A: Pure Ginger for You is making fresh-squeezed ginger juices; they're drawing on their Liberian traditions and using a very mild baby ginger. MiMi Kimchi is making the most wonderful kimchi — I didn't even know that I liked kimchi and now I'm eating it right out of the jar. For the first time we have a shepherd, Get Bentz Farm in Northfield. We only do food and consumable farm products — there are no artisans or crafters at our market — but it's exciting to expand into other farmstead products, starting with wool.
Q: Have farmers markets addressed the racial reckoning that's rippling through the country?
A: Like many other institutions and organizations that have been predominantly organized by white people, it's definitely been a time of learning for farmers markets. We have a diverse group of growers and vendors, and we could have a much more diverse group of growers and vendors. We have a lot of work to do. We need to push ourselves to meet people where they are, and expand our outreach.
Q: What role do farmers markets play on the issue of sustainability?

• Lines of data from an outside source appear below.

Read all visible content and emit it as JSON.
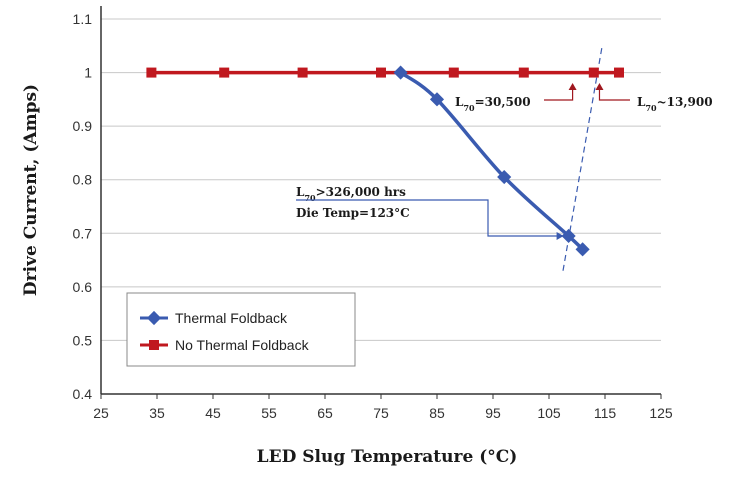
{
  "chart_data": {
    "type": "line",
    "title": "",
    "xlabel": "LED Slug Temperature (°C)",
    "ylabel": "Drive Current, (Amps)",
    "xlim": [
      25,
      125
    ],
    "ylim": [
      0.4,
      1.1
    ],
    "xticks": [
      25,
      35,
      45,
      55,
      65,
      75,
      85,
      95,
      105,
      115,
      125
    ],
    "yticks": [
      0.4,
      0.5,
      0.6,
      0.7,
      0.8,
      0.9,
      1,
      1.1
    ],
    "ytick_labels": [
      "0.4",
      "0.5",
      "0.6",
      "0.7",
      "0.8",
      "0.9",
      "1",
      "1.1"
    ],
    "grid": "horizontal",
    "series": [
      {
        "name": "Thermal Foldback",
        "color": "#3a5bb0",
        "marker": "diamond",
        "x": [
          78.5,
          85,
          97,
          108.5,
          111
        ],
        "y": [
          1.0,
          0.95,
          0.805,
          0.695,
          0.67
        ]
      },
      {
        "name": "No Thermal Foldback",
        "color": "#c0181f",
        "marker": "square",
        "x": [
          34,
          47,
          61,
          75,
          88,
          100.5,
          113,
          117.5
        ],
        "y": [
          1.0,
          1.0,
          1.0,
          1.0,
          1.0,
          1.0,
          1.0,
          1.0
        ]
      }
    ],
    "reference_line": {
      "style": "dashed",
      "color": "#3a5bb0",
      "x": [
        107.5,
        114.5
      ],
      "y": [
        0.63,
        1.05
      ]
    },
    "annotations": [
      {
        "id": "l70-foldback",
        "sub": "70",
        "line1_rest": ">326,000 hrs",
        "line2": "Die Temp=123°C",
        "target": [
          108.5,
          0.695
        ]
      },
      {
        "id": "l70-mid",
        "sub": "70",
        "rest": "=30,500",
        "target": [
          111,
          1.0
        ]
      },
      {
        "id": "l70-nofoldback",
        "sub": "70",
        "rest": "~13,900",
        "target": [
          113.3,
          1.0
        ]
      }
    ],
    "legend": {
      "position": "bottom-left",
      "entries": [
        "Thermal Foldback",
        "No Thermal Foldback"
      ]
    }
  }
}
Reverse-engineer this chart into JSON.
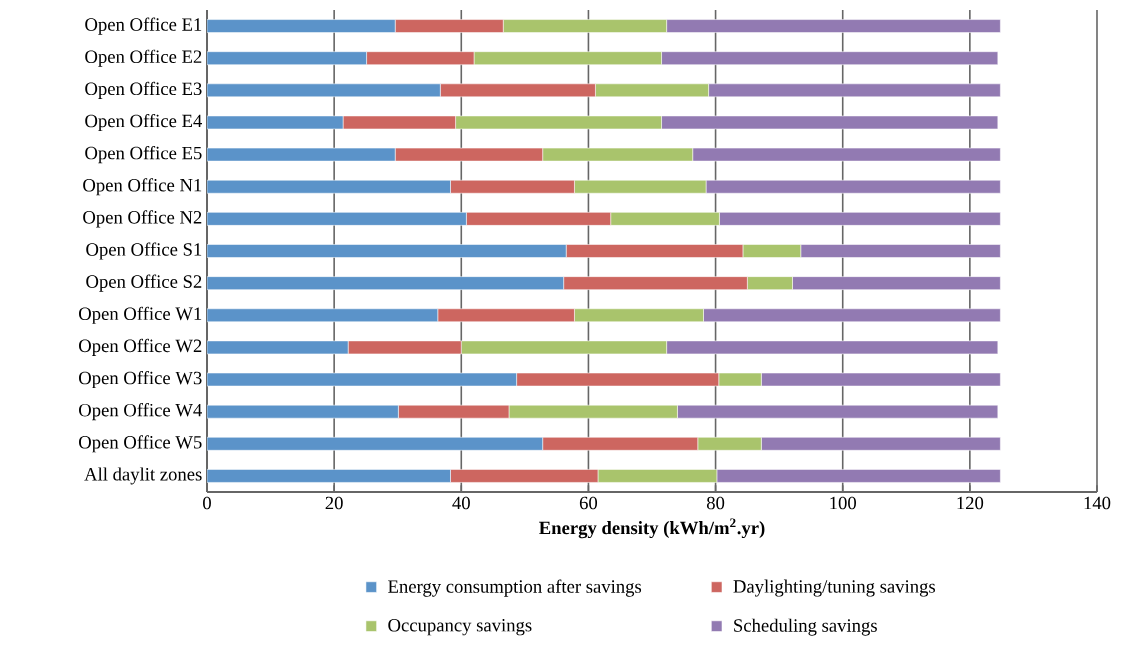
{
  "chart_data": {
    "type": "bar",
    "orientation": "horizontal",
    "stacked": true,
    "xlabel": "Energy density (kWh/m$^{2}$.yr)",
    "categories": [
      "Open Office E1",
      "Open Office E2",
      "Open Office E3",
      "Open Office E4",
      "Open Office E5",
      "Open Office N1",
      "Open Office N2",
      "Open Office S1",
      "Open Office S2",
      "Open Office W1",
      "Open Office W2",
      "Open Office W3",
      "Open Office W4",
      "Open Office W5",
      "All daylit zones"
    ],
    "series": [
      {
        "name": "Energy consumption after savings",
        "color": "#5b93c9",
        "values": [
          29.6,
          25.1,
          36.7,
          21.4,
          29.6,
          38.3,
          40.8,
          56.5,
          56.1,
          36.3,
          22.2,
          48.7,
          30.1,
          52.8,
          38.3
        ]
      },
      {
        "name": "Daylighting/tuning savings",
        "color": "#cd6660",
        "values": [
          17.0,
          16.9,
          24.4,
          17.7,
          23.2,
          19.5,
          22.7,
          27.8,
          28.9,
          21.5,
          17.8,
          31.8,
          17.4,
          24.4,
          23.2
        ]
      },
      {
        "name": "Occupancy savings",
        "color": "#a9c46c",
        "values": [
          25.7,
          29.5,
          17.8,
          32.4,
          23.6,
          20.7,
          17.1,
          9.1,
          7.1,
          20.3,
          32.3,
          6.7,
          26.5,
          10.0,
          18.7
        ]
      },
      {
        "name": "Scheduling savings",
        "color": "#927ab2",
        "values": [
          52.5,
          52.9,
          45.9,
          52.9,
          48.4,
          46.3,
          44.2,
          31.4,
          32.7,
          46.7,
          52.1,
          37.6,
          50.4,
          37.6,
          44.6
        ]
      }
    ],
    "xlim": [
      0,
      140
    ],
    "xticks": [
      0,
      20,
      40,
      60,
      80,
      100,
      120,
      140
    ],
    "grid": "x",
    "legend": "bottom"
  }
}
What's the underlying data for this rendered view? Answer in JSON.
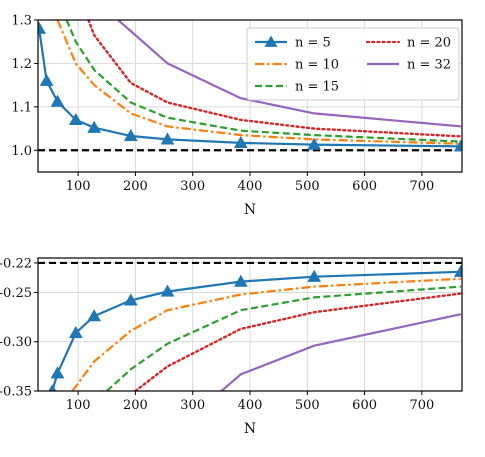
{
  "chart_data": [
    {
      "type": "line",
      "xlabel": "N",
      "ylabel": "",
      "xlim": [
        30,
        770
      ],
      "ylim": [
        0.95,
        1.3
      ],
      "xticks": [
        100,
        200,
        300,
        400,
        500,
        600,
        700
      ],
      "yticks": [
        1.0,
        1.1,
        1.2,
        1.3
      ],
      "ytick_labels": [
        "1.0",
        "1.1",
        "1.2",
        "1.3"
      ],
      "grid": true,
      "legend": {
        "placement": "top-right",
        "columns": 2
      },
      "reference_line": {
        "y": 1.0,
        "color": "#000000",
        "style": "dashed"
      },
      "series": [
        {
          "name": "n = 5",
          "color": "#1f77b4",
          "style": "solid",
          "marker": "triangle",
          "x": [
            32,
            45,
            64,
            96,
            128,
            192,
            256,
            384,
            512,
            768
          ],
          "y": [
            1.28,
            1.16,
            1.112,
            1.07,
            1.052,
            1.033,
            1.025,
            1.017,
            1.013,
            1.009
          ]
        },
        {
          "name": "n = 10",
          "color": "#ff7f0e",
          "style": "dashdot",
          "marker": "none",
          "x": [
            64,
            96,
            128,
            192,
            256,
            384,
            512,
            768
          ],
          "y": [
            1.3,
            1.2,
            1.15,
            1.085,
            1.055,
            1.035,
            1.025,
            1.015
          ]
        },
        {
          "name": "n = 15",
          "color": "#2ca02c",
          "style": "dashed",
          "marker": "none",
          "x": [
            80,
            96,
            128,
            192,
            256,
            384,
            512,
            768
          ],
          "y": [
            1.3,
            1.25,
            1.185,
            1.11,
            1.075,
            1.045,
            1.035,
            1.02
          ]
        },
        {
          "name": "n = 20",
          "color": "#d62728",
          "style": "dotted",
          "marker": "none",
          "x": [
            118,
            128,
            192,
            256,
            384,
            512,
            768
          ],
          "y": [
            1.3,
            1.265,
            1.155,
            1.11,
            1.07,
            1.05,
            1.032
          ]
        },
        {
          "name": "n = 32",
          "color": "#9467bd",
          "style": "solid",
          "marker": "none",
          "x": [
            170,
            256,
            384,
            512,
            768
          ],
          "y": [
            1.3,
            1.2,
            1.12,
            1.085,
            1.055
          ]
        }
      ]
    },
    {
      "type": "line",
      "xlabel": "N",
      "ylabel": "",
      "xlim": [
        30,
        770
      ],
      "ylim": [
        -0.35,
        -0.215
      ],
      "xticks": [
        100,
        200,
        300,
        400,
        500,
        600,
        700
      ],
      "yticks": [
        -0.35,
        -0.3,
        -0.25,
        -0.22
      ],
      "ytick_labels": [
        "-0.35",
        "-0.30",
        "-0.25",
        "-0.22"
      ],
      "grid": true,
      "reference_line": {
        "y": -0.22,
        "color": "#000000",
        "style": "dashed"
      },
      "series": [
        {
          "name": "n = 5",
          "color": "#1f77b4",
          "style": "solid",
          "marker": "triangle",
          "x": [
            55,
            64,
            96,
            128,
            192,
            256,
            384,
            512,
            768
          ],
          "y": [
            -0.35,
            -0.332,
            -0.291,
            -0.274,
            -0.258,
            -0.249,
            -0.239,
            -0.234,
            -0.229
          ]
        },
        {
          "name": "n = 10",
          "color": "#ff7f0e",
          "style": "dashdot",
          "marker": "none",
          "x": [
            90,
            128,
            192,
            256,
            384,
            512,
            768
          ],
          "y": [
            -0.35,
            -0.32,
            -0.289,
            -0.268,
            -0.252,
            -0.244,
            -0.236
          ]
        },
        {
          "name": "n = 15",
          "color": "#2ca02c",
          "style": "dashed",
          "marker": "none",
          "x": [
            150,
            192,
            256,
            384,
            512,
            768
          ],
          "y": [
            -0.35,
            -0.328,
            -0.302,
            -0.268,
            -0.255,
            -0.244
          ]
        },
        {
          "name": "n = 20",
          "color": "#d62728",
          "style": "dotted",
          "marker": "none",
          "x": [
            200,
            256,
            384,
            512,
            768
          ],
          "y": [
            -0.35,
            -0.325,
            -0.287,
            -0.27,
            -0.251
          ]
        },
        {
          "name": "n = 32",
          "color": "#9467bd",
          "style": "solid",
          "marker": "none",
          "x": [
            350,
            384,
            512,
            768
          ],
          "y": [
            -0.35,
            -0.333,
            -0.304,
            -0.272
          ]
        }
      ]
    }
  ]
}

A: Sometimes we hear criticism that because our growers are operating at such small scales, it's actually less environmentally friendly to shop locally than to purchase items shipped in at scale from Florida, Arizona or California. Many of our farmers — especially farmers of color — do not have long-term ownership or guaranteed access to the land they farm. Renting year-to-year makes organic certification almost impossible. Much of the labor on these farms is done by hand, instead of by tractors fueled by gasoline and oil. Our livestock farms are more likely to incorporate permaculture or pasture-based systems, and the small scale of the herds and flocks involved means that both the humans and the farm animals are healthier. By shopping the farmers market, eaters can actually preserve what's left of our diversified farm economy, and we'll continue to have a backup plan when international hackers attack the meatpacking sector, or policymakers restrict the labor pool for industrial farms.
Q: What's the future of farmers markets?
A: It's going to get more difficult to recruit farmers. We're facing a wave of retirements of our Hmong farmers, who have been the backbone of the Twin Cities farmers market community for decades. Markets are managed better every year, but we're still hitting just a tiny portion of the overall community food budget. Only 3 to 5 percent of people living in Minnesota will attend a farmers market this year. We need to help people realize that this is a great way to shop.